We did that twice. Then I said, “Child, you are NOT going to watch a video. No! Now, stop!” and she stopped. Then she said in broken sobs, “I . . . want . . . to . . . blow . . . out . . . candles!” I plucked her out of the bed, carried her to the bathroom, asked again about tooth-brushing (“NO!”).

Her wracked sobs and ragged breath actually put the candles out before she could gather enough breath to blow. Then she clung to my neck and I rocked her for two minutes–okay, four minutes–while she hiccuped and shook and then I put her in bed. She fussed a bit, but when I told her to lay down, she did. I covered her up, bade her farewell and closed the door.
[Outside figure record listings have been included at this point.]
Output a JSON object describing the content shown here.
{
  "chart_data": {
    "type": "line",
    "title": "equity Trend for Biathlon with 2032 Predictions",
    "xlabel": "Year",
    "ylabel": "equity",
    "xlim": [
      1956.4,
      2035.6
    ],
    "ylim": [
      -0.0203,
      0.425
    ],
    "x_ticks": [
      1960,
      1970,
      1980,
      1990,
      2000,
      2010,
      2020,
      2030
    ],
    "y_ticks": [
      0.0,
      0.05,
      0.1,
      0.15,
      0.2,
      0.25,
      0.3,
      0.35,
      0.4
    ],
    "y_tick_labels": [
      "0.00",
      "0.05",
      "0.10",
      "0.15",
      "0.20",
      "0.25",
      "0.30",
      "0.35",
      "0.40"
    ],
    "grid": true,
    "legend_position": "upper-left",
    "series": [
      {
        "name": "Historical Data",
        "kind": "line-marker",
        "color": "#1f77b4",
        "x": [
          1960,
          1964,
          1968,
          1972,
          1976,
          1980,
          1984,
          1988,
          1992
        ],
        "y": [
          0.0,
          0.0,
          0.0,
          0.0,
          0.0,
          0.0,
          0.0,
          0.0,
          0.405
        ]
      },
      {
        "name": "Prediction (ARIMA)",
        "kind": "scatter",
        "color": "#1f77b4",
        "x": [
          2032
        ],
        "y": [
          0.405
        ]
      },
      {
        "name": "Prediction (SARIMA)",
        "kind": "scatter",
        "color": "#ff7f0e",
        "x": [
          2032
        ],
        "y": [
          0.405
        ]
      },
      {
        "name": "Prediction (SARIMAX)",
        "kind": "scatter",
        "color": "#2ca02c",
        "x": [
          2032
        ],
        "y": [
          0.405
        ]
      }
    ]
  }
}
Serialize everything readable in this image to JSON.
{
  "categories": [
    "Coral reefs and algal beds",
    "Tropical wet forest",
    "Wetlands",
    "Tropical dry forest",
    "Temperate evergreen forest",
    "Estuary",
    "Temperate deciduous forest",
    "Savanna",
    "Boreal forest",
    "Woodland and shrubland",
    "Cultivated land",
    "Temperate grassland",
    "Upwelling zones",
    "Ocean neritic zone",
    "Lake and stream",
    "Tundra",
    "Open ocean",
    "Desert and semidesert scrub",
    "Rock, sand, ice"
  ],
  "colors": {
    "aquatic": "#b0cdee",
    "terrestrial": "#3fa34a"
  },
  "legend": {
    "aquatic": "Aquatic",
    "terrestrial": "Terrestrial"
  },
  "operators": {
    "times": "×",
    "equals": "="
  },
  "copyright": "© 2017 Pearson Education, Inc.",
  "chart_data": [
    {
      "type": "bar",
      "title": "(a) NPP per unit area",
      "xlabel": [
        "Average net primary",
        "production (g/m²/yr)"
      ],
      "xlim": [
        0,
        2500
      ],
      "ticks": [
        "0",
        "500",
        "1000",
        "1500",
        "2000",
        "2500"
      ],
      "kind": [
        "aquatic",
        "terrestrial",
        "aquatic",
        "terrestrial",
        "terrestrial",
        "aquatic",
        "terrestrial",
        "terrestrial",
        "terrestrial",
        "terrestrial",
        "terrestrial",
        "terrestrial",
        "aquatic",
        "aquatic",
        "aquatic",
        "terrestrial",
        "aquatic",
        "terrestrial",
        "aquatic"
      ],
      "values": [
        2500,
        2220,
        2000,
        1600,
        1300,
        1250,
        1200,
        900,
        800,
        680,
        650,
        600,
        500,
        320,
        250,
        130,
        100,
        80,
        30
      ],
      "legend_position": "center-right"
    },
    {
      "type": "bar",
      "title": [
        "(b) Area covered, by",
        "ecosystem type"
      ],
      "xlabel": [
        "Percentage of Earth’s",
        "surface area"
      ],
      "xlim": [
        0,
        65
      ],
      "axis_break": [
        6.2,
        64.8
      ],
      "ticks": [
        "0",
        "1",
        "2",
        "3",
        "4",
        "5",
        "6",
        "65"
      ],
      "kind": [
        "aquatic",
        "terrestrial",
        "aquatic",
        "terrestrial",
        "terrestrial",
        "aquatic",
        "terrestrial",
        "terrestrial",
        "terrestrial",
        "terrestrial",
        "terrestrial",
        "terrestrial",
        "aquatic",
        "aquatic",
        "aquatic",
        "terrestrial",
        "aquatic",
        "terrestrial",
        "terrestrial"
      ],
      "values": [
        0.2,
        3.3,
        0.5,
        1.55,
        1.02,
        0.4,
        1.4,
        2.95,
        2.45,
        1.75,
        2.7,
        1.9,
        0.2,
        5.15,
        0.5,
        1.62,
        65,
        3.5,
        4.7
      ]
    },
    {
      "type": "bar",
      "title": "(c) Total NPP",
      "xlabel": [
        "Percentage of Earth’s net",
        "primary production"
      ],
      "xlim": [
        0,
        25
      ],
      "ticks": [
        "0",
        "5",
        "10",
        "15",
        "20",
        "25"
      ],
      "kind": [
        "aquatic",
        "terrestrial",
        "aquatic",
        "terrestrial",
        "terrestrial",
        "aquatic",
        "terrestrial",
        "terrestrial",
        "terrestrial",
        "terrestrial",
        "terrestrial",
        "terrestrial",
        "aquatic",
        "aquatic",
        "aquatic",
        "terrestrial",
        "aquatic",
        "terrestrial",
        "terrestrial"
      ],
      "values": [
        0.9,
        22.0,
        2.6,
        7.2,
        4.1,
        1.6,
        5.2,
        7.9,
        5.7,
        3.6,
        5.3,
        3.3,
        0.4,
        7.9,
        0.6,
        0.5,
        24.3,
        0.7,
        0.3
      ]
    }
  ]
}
Don’t mess with Mama. I’ve been through these battles before and I will not crumble. I am invincible in the face of preschooler snot and outrage.

And tonight? Daddy turned off her DVD player–while she protested–and offered her the choice of Mommy or Daddy putting her to bed. She chose me, she brushed her teeth, she blew out the candles, I deposited her in bed, I covered her up, I said good-night and closed the door.

Never let them see you sweat.

I’m Bored When They Talk

Tonight, I thought with sudden clarity: I cannot stand pretentious people who are impressed by their own intelligence. They start to talk and I have to force my eyes not to roll up with a snap like old-fashioned window shades. I click onto a blog and find a bunch of big words strung together without any sense of rhythm or style or talent and I wonder why I keep that blog on my Bloglines list. I turn the channel and a talking head is talk-talk-talking and I just can’t listen for more than a second before I fondle my remote control with desperation.

Perhaps my attention span is permanently broken by the incessant interruptions of my daily life. Maybe it’s just me and my mommy brain which has shrunk to fit into this 2000 square foot house with its odd little backyard. I might be have lost my ability to understand politics and theological matters to a satisfactory degree. And I don’t care.

At any rate, all the super-big-name political and religious bloggers bore me silly. (And I’m sure it’s mutual.)